Richard Joseph "Rick" Sanders (January 20, 1945 – October 18, 1972) was an American folkstyle and freestyle wrestler. He won gold medals at the 1967 Pan American Games and 1969 World Championships, finishing second at the 1968 and 1972 Olympics and 1967 World Championships. After the 1972 Olympics, while traveling to Greece, he was killed in a car accident in Skopje, Yugoslavia. In 1987, Sanders was inducted into the National Wrestling Hall of Fame as a Distinguished Member.

==Wrestling==

===High school===
Rick Sanders attended Lincoln High School in Portland, Oregon. While there he wrestled at 98 pounds in 1961, 108 pounds in 1962 and 115 pounds in 1963. He won three Oregon State Championships, finishing with a high school record of 80–1.

===University===
When Sanders arrived at Portland State University, he quickly led his team to national prominence. As a freshman, he highlighted an undefeated season by winning the 1965 NAIA National Championships at 115 pounds and earned the Outstanding Wrestler Award. As a sophomore Sanders lost the first match of his career when he moved up to the 123 pound class and placed third in the NCAA College Division Nationals. Two weeks later he dropped down to the 115 pound class and won the 1966 NCAA University Division National Championship. As a junior Sanders had a perfect season going undefeated and winning both the 1967 NCAA College and University Division National Championships at 115 pounds. He was selected as the Outstanding Wrestler in both meets.

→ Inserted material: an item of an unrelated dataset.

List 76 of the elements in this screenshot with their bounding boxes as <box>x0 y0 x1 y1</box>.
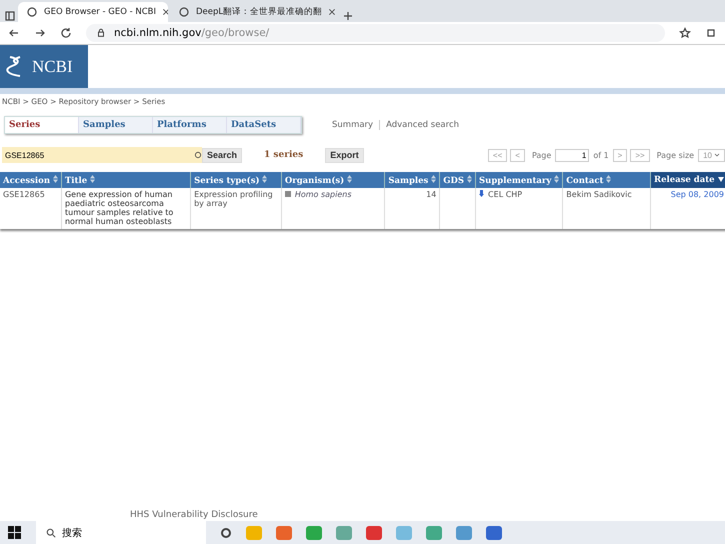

As a senior Sanders moved up to the 123 pound class and went undefeated during the regular season. He won his second NCAA College Division National Championship and was again selected as the Outstanding Wrestler. Two weeks later at the NCAA University Division Nationals, Sanders lost for only the second time in his collegiate career when he placed second. His total collegiate record was 103–2. He led his Portland State team to a first-place finish in the 1967 NCAA College Division Nationals, a second-place finish in 1968, and a third-place finish in 1967. The same three years Portland State also finished fifth, sixth, and eighth in the NCAA University Division Nationals. Sanders is the only collegiate wrestler to win National Championships in the NAIA, NCAA College Division, and the NCAA University Division, and be designated an Outstanding Wrestler in each.

===U.S. Team and Olympics===
As early as his freshman year in college, in 1965, Sanders won his first of five national freestyle championships and made the U.S. World Team. In 1966 he placed third in the World Championships, in 1967 he placed second in the World, and won the Pan American Games. In 1968, Sanders won an Olympic silver medal. A year later in 1969, at 114.5 pounds, Sanders won a World Championship, alongside another American who won a World Championship that same year, Fred Fozzard. He returned to the Olympics in 1972 and captured another silver medal. Of the eleven bouts he won in two Olympics, nine came by fall.

==Death==
Following the Olympic Games in Munich, Sanders began touring Europe. While hitch-hiking to Greece, he was killed in an automobile accident on October 18, 1972, in Skopje, Yugoslavia when the Land Rover he was riding in crashed head-on into a bus.

Sanders is buried in Forrester Cemetery in Eagle Creek, Oregon.